Carlos París e Lídia Falcón defendem socialismo e feminismo como caminhos para igualdade.
Sandra Pereira - EPSJV/Fiocruz | 16/11/2008 09h00 - Atualizado em 01/07/2022 09h47


“Precisamos decidir entre socialismo ou barbárie” ou “entre feminismo e barbárie”. As opções, distintas, porém com emelhanças em diversos pontos, foram levantadas por Carlos París, pesquisador da Universidade Autônoma de Madri, e Lídia Falcón, doutora em Filosofia pela Universidade Autônoma de Madri e representante do Partido Feminista da Espanha, no primeiro dia do seminário ‘A tecnologia do mundo: por uma nova ética em uma nova política no mundo técnico’, realizado na Escola Politécnica de Saúde Joaquim Venâncio (EPSJV/Fiocruz). O evento foi o primeiro de três encontros com os mesmos palestrantes. Os outros aconteceram na Universidade Federal Fluminense (UFF), no dia 17 de novembro e na Universidade do Estado do Rio de Janeiro (Uerj), nos dias 18 e 19 do mesmo mês.



Convidados do Grupo de Projetos Integrados da Escola Politécnica da Fiocruz, da Universidade do Estado do Rio de Janeiro (Uerj) e da Universidade Federal Fluminense (UFF), os dois intelectuais vieram ao Brasil para discutir o mundo atual sob a perspectiva histórica, política e filosófica. O debate foi mediado pelo pesquisador Ramon Castro, da EPSJV.



Socialismo e tecnologia



A crítica ao capitalismo marcou o início da apresentação de París. “A globalização é, diferente do que propaga, o oposto do que entende como ideal da igualdade social, liberdade e democracia”, afirmou.”Vivemos não só as opressões e as ditaduras ligadas à política, mas também a repressões sutis como a manipulação dos meios de comunicação com suas mensagens em defesa do capital, por exemplo”, denunciou.

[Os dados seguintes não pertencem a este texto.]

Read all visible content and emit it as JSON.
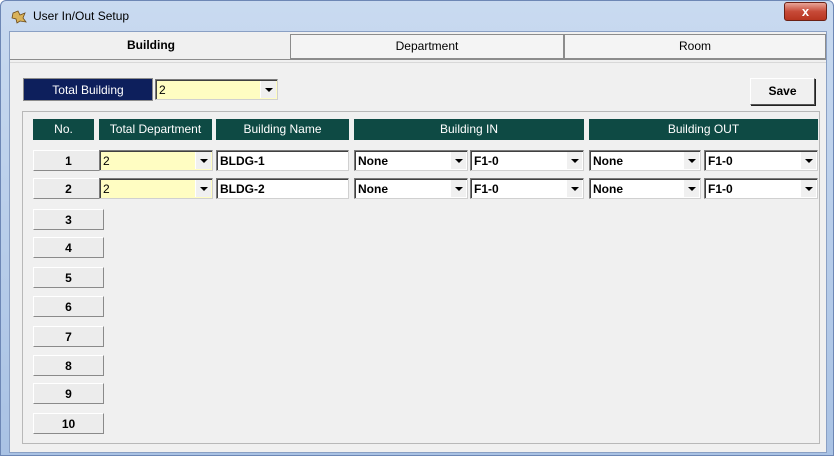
{
  "window": {
    "title": "User In/Out Setup",
    "close_label": "x"
  },
  "tabs": [
    {
      "label": "Building"
    },
    {
      "label": "Department"
    },
    {
      "label": "Room"
    }
  ],
  "toolbar": {
    "total_building_label": "Total Building",
    "total_building_value": "2",
    "save_label": "Save"
  },
  "table": {
    "headers": {
      "no": "No.",
      "total_department": "Total Department",
      "building_name": "Building Name",
      "building_in": "Building IN",
      "building_out": "Building OUT"
    },
    "row_numbers": [
      "1",
      "2",
      "3",
      "4",
      "5",
      "6",
      "7",
      "8",
      "9",
      "10"
    ],
    "rows": [
      {
        "total_department": "2",
        "building_name": "BLDG-1",
        "in_building": "None",
        "in_floor": "F1-0",
        "out_building": "None",
        "out_floor": "F1-0"
      },
      {
        "total_department": "2",
        "building_name": "BLDG-2",
        "in_building": "None",
        "in_floor": "F1-0",
        "out_building": "None",
        "out_floor": "F1-0"
      }
    ]
  },
  "colors": {
    "label_navy": "#0d1f5c",
    "header_teal": "#0e4a44",
    "combo_yellow": "#fffdc2"
  }
}
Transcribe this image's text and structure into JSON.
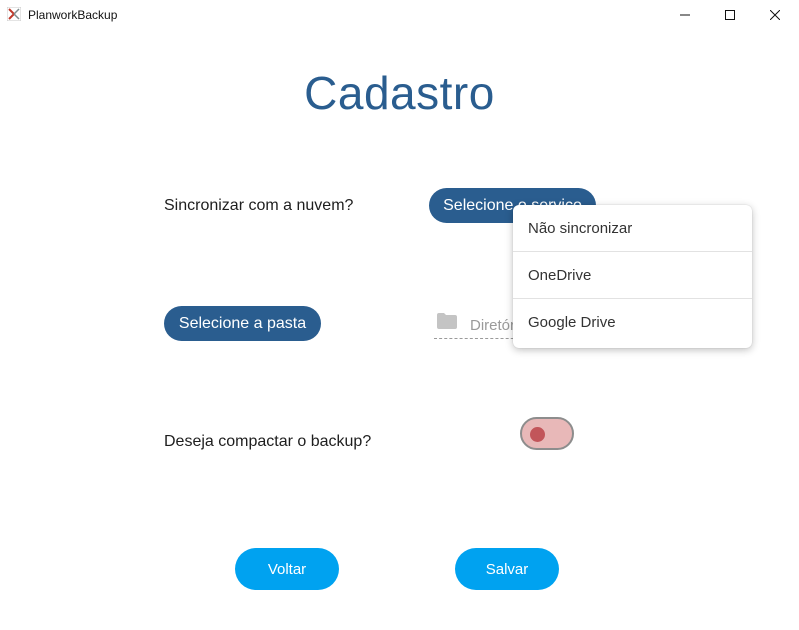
{
  "window": {
    "title": "PlanworkBackup",
    "icons": {
      "app": "planwork-app-icon",
      "minimize": "minimize-icon",
      "maximize": "maximize-icon",
      "close": "close-icon"
    }
  },
  "page": {
    "title": "Cadastro"
  },
  "sync": {
    "question": "Sincronizar com a nuvem?",
    "service_button_label": "Selecione o serviço",
    "dropdown_options": [
      "Não sincronizar",
      "OneDrive",
      "Google Drive"
    ]
  },
  "folder": {
    "button_label": "Selecione a pasta",
    "directory_placeholder": "Diretório",
    "icon": "folder-icon"
  },
  "compact": {
    "question": "Deseja compactar o backup?",
    "enabled": false
  },
  "actions": {
    "back_label": "Voltar",
    "save_label": "Salvar"
  },
  "colors": {
    "title": "#2a5d8f",
    "primary_dark": "#2a5d8f",
    "primary_light": "#00a2f0",
    "toggle_track_off": "#e8b8b8",
    "toggle_knob_off": "#c2555a"
  }
}
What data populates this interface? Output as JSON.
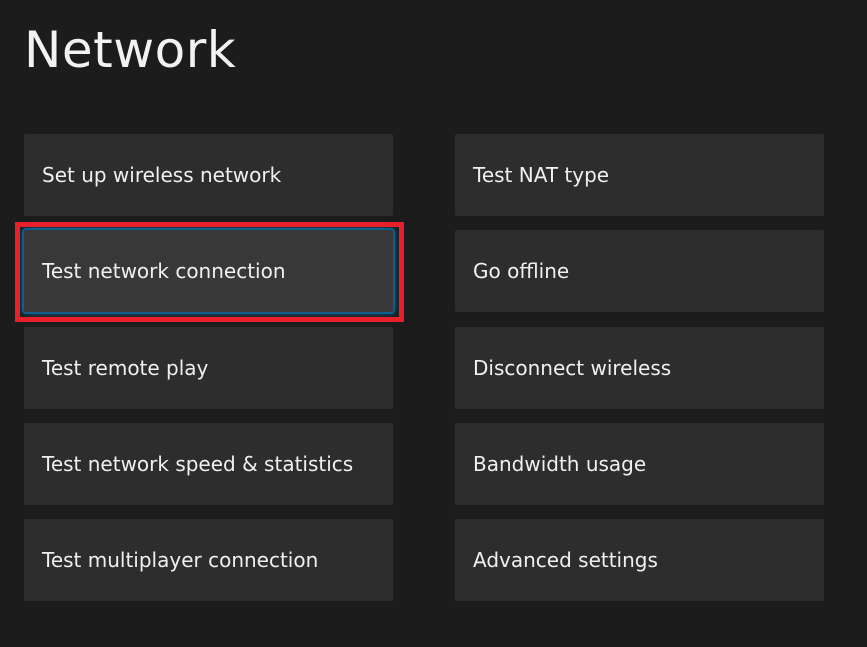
{
  "page": {
    "title": "Network"
  },
  "colors": {
    "background": "#1c1c1c",
    "tile": "#2d2d2d",
    "tile_focused": "#383838",
    "focus_glow": "#1070b0",
    "highlight_border": "#e8202b"
  },
  "left_column": {
    "items": [
      {
        "label": "Set up wireless network"
      },
      {
        "label": "Test network connection",
        "focused": true
      },
      {
        "label": "Test remote play"
      },
      {
        "label": "Test network speed & statistics"
      },
      {
        "label": "Test multiplayer connection"
      }
    ]
  },
  "right_column": {
    "items": [
      {
        "label": "Test NAT type"
      },
      {
        "label": "Go offline"
      },
      {
        "label": "Disconnect wireless"
      },
      {
        "label": "Bandwidth usage"
      },
      {
        "label": "Advanced settings"
      }
    ]
  }
}
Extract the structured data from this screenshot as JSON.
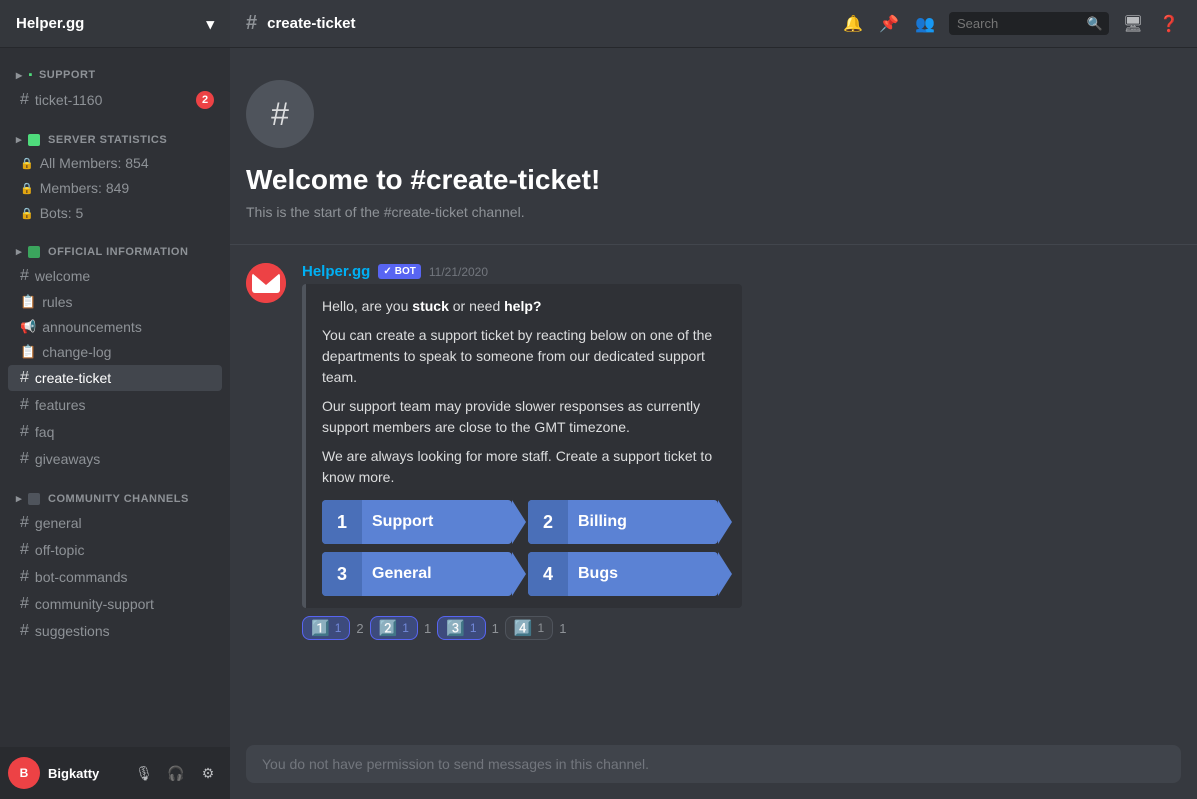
{
  "server": {
    "name": "Helper.gg",
    "chevron": "▾"
  },
  "sidebar": {
    "sections": [
      {
        "id": "support",
        "icon": "📋",
        "label": "SUPPORT",
        "channels": [
          {
            "id": "ticket-1160",
            "name": "ticket-1160",
            "prefix": "#",
            "badge": "2",
            "type": "text"
          }
        ]
      },
      {
        "id": "server-statistics",
        "icon": "📊",
        "label": "SERVER STATISTICS",
        "channels": [
          {
            "id": "all-members",
            "name": "All Members: 854",
            "prefix": "🔒",
            "type": "locked"
          },
          {
            "id": "members",
            "name": "Members: 849",
            "prefix": "🔒",
            "type": "locked"
          },
          {
            "id": "bots",
            "name": "Bots: 5",
            "prefix": "🔒",
            "type": "locked"
          }
        ]
      },
      {
        "id": "official-information",
        "icon": "✅",
        "label": "OFFICIAL INFORMATION",
        "channels": [
          {
            "id": "welcome",
            "name": "welcome",
            "prefix": "#",
            "type": "text"
          },
          {
            "id": "rules",
            "name": "rules",
            "prefix": "📋",
            "type": "text"
          },
          {
            "id": "announcements",
            "name": "announcements",
            "prefix": "📢",
            "type": "text"
          },
          {
            "id": "change-log",
            "name": "change-log",
            "prefix": "📋",
            "type": "text"
          },
          {
            "id": "create-ticket",
            "name": "create-ticket",
            "prefix": "#",
            "type": "text",
            "active": true
          },
          {
            "id": "features",
            "name": "features",
            "prefix": "#",
            "type": "text"
          },
          {
            "id": "faq",
            "name": "faq",
            "prefix": "#",
            "type": "text"
          },
          {
            "id": "giveaways",
            "name": "giveaways",
            "prefix": "#",
            "type": "text"
          }
        ]
      },
      {
        "id": "community-channels",
        "icon": "💬",
        "label": "COMMUNITY CHANNELS",
        "channels": [
          {
            "id": "general",
            "name": "general",
            "prefix": "#",
            "type": "text"
          },
          {
            "id": "off-topic",
            "name": "off-topic",
            "prefix": "#",
            "type": "text"
          },
          {
            "id": "bot-commands",
            "name": "bot-commands",
            "prefix": "#",
            "type": "text"
          },
          {
            "id": "community-support",
            "name": "community-support",
            "prefix": "#",
            "type": "text"
          },
          {
            "id": "suggestions",
            "name": "suggestions",
            "prefix": "#",
            "type": "text"
          }
        ]
      }
    ],
    "user": {
      "name": "Bigkatty",
      "avatar_initials": "B",
      "avatar_color": "#ed4245"
    }
  },
  "topbar": {
    "channel_name": "create-ticket",
    "search_placeholder": "Search"
  },
  "main": {
    "welcome": {
      "icon": "#",
      "title": "Welcome to #create-ticket!",
      "subtitle": "This is the start of the #create-ticket channel."
    },
    "message": {
      "author": "Helper.gg",
      "bot_label": "BOT",
      "timestamp": "11/21/2020",
      "avatar_color": "#ed4245",
      "avatar_initials": "H",
      "embed": {
        "text_line1_pre": "Hello, are you ",
        "text_line1_bold1": "stuck",
        "text_line1_mid": " or need ",
        "text_line1_bold2": "help?",
        "text_line2": "You can create a support ticket by reacting below on one of the departments to speak to someone from our dedicated support team.",
        "text_line3": "Our support team may provide slower responses as currently support members are close to the GMT timezone.",
        "text_line4": "We are always looking for more staff. Create a support ticket to know more.",
        "buttons": [
          {
            "num": "1",
            "label": "Support"
          },
          {
            "num": "2",
            "label": "Billing"
          },
          {
            "num": "3",
            "label": "General"
          },
          {
            "num": "4",
            "label": "Bugs"
          }
        ]
      },
      "reactions": [
        {
          "emoji": "1️⃣",
          "count": "1",
          "active": true
        },
        {
          "emoji": "2️⃣",
          "count": "1",
          "active": true
        },
        {
          "emoji": "3️⃣",
          "count": "1",
          "active": true
        },
        {
          "emoji": "4️⃣",
          "count": "1",
          "active": false
        }
      ]
    },
    "input_placeholder": "You do not have permission to send messages in this channel."
  }
}
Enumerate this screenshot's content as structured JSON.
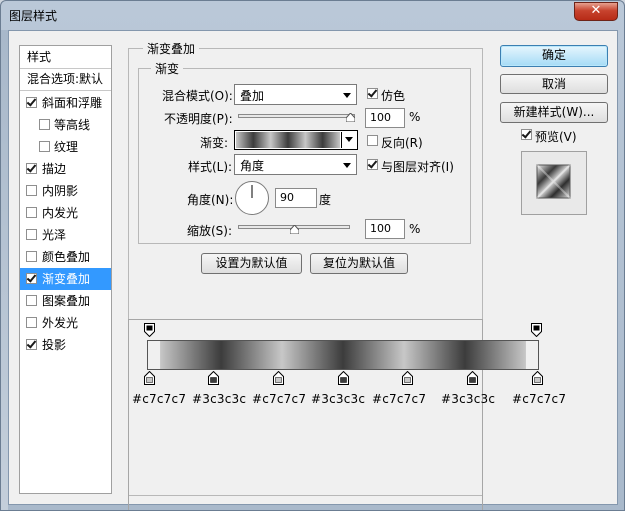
{
  "window": {
    "title": "图层样式",
    "close": "✕"
  },
  "styles": {
    "header": "样式",
    "blend_options": "混合选项:默认",
    "items": [
      {
        "label": "斜面和浮雕",
        "checked": true
      },
      {
        "label": "等高线",
        "checked": false
      },
      {
        "label": "纹理",
        "checked": false
      },
      {
        "label": "描边",
        "checked": true
      },
      {
        "label": "内阴影",
        "checked": false
      },
      {
        "label": "内发光",
        "checked": false
      },
      {
        "label": "光泽",
        "checked": false
      },
      {
        "label": "颜色叠加",
        "checked": false
      },
      {
        "label": "渐变叠加",
        "checked": true,
        "selected": true
      },
      {
        "label": "图案叠加",
        "checked": false
      },
      {
        "label": "外发光",
        "checked": false
      },
      {
        "label": "投影",
        "checked": true
      }
    ]
  },
  "panel": {
    "group_title": "渐变叠加",
    "sub_title": "渐变",
    "blend_mode_label": "混合模式(O):",
    "blend_mode_value": "叠加",
    "dither_label": "仿色",
    "dither_checked": true,
    "opacity_label": "不透明度(P):",
    "opacity_value": "100",
    "opacity_unit": "%",
    "opacity_level": 1.0,
    "gradient_label": "渐变:",
    "reverse_label": "反向(R)",
    "reverse_checked": false,
    "style_label": "样式(L):",
    "style_value": "角度",
    "align_label": "与图层对齐(I)",
    "align_checked": true,
    "angle_label": "角度(N):",
    "angle_value": "90",
    "angle_unit": "度",
    "scale_label": "缩放(S):",
    "scale_value": "100",
    "scale_unit": "%",
    "scale_level": 0.5,
    "set_default": "设置为默认值",
    "reset_default": "复位为默认值"
  },
  "buttons": {
    "ok": "确定",
    "cancel": "取消",
    "new_style": "新建样式(W)...",
    "preview_label": "预览(V)",
    "preview_checked": true
  },
  "gradient_editor": {
    "colors": [
      "#c7c7c7",
      "#3c3c3c",
      "#c7c7c7",
      "#3c3c3c",
      "#c7c7c7",
      "#3c3c3c",
      "#c7c7c7"
    ],
    "labels": [
      "#c7c7c7",
      "#3c3c3c",
      "#c7c7c7",
      "#3c3c3c",
      "#c7c7c7",
      "#3c3c3c",
      "#c7c7c7"
    ]
  }
}
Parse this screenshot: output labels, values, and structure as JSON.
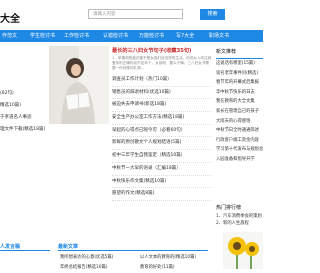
{
  "header": {
    "logo": "大全",
    "search_placeholder": "请输入内容",
    "search_button": "搜索"
  },
  "nav": [
    "作范文",
    "学生检讨书",
    "工作检讨书",
    "认错检讨书",
    "万能检讨书",
    "写7大全",
    "职场文书"
  ],
  "left_list": [
    "(82句)",
    "精选10篇)",
    "于孝道名人事迹",
    "理文件下载(精选18篇)"
  ],
  "featured": {
    "title": "最长的三八妇女节句子(收藏35句)",
    "desc": "1、苹果和西蓝花都不是女孩们该怎样的生活，但说女人向往就爱你的正确你说不如年十，女孩呀，要么子嘛。三八妇女节需要一份特殊的礼物…",
    "items": [
      "调查员工作计划（热门10篇）",
      "销售员的辞退材料(优选10篇)",
      "被迫失去申请书(新选18篇)",
      "安全生产办公室工作方法(精选18篇)",
      "早起的心得点已呢今可（必看60句）",
      "新鲜的原创散文个人规划结语(5篇)",
      "初中三年学生自我鉴定（精选10篇）",
      "中秋节一大早的语录（汇编18篇）",
      "中秋快乐作文集(精选10篇)",
      "愿望的作文(精选8篇)"
    ]
  },
  "right_col": {
    "head": "新文推荐",
    "items": [
      "这说话有哪里(15篇)",
      "谈名老年事件问(精选)",
      "春节年的开幕式后集报",
      "华中秋节快乐的日志",
      "我在教育的大全文集",
      "家长在管理自己的孩子",
      "大雨天的心得感悟",
      "中秋节日全时通通简述",
      "行政客户端工资金内容",
      "学习第十代发布与规划总",
      "入园准备和指导开学"
    ]
  },
  "bottom": {
    "left_head": "人发言稿",
    "mid_head": "最新文章",
    "mid_items": [
      "我所想表达的心意(优选5篇)",
      "年终总结报告(精选10篇)"
    ],
    "right_items": [
      "以人文本的教育的(精选10篇)",
      "教育的好处(11篇)"
    ]
  },
  "hot": {
    "head": "热门排行榜",
    "items": [
      "1、汽车消费季会的策划",
      "2、新的人生旅程"
    ]
  }
}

Autor do livro ‘O animal cultural’, publicado em 1984, París falou sobre definições do ser humano construídas ao longo da história. Sustentados por critérios ideológicos, segundo o professor, os conceitos sobre o homem seguem desde a “orientação individualista e egocêntrica de ‘Penso, logo existo´, de Descartes”, à posição sexista ou de privilégio da classe dominante defendidas por outros pensadores. Segundo París, falta uma reflexão mais abrangente que leve em conta o caráter cultural e social. “A cultura percorre todas as nossas características.Toda a nossa vida, incluindo o desenvolvimento evolutivo e a forma como usamos os recursos que nos diferem dos outros animais,  está dentro do conceito de cultura”, disse.  

    

París assinalou que tanto o homem quanto os outros animais intervêm na natureza de modo não somente a se adaptar a ela, “mas adaptá-la às suas necessidades”. Na sua opinião, porém, há um aspecto que merece destaque. “Os homens não interferem na natureza apenas para sobreviver; não agem apenas por instinto, como os animais. Usamos muitos recursos para a destruição da nossa espécie e da própria natureza. O resultado é o desequilíbrio ambiental a que estamos assistindo”, apontou.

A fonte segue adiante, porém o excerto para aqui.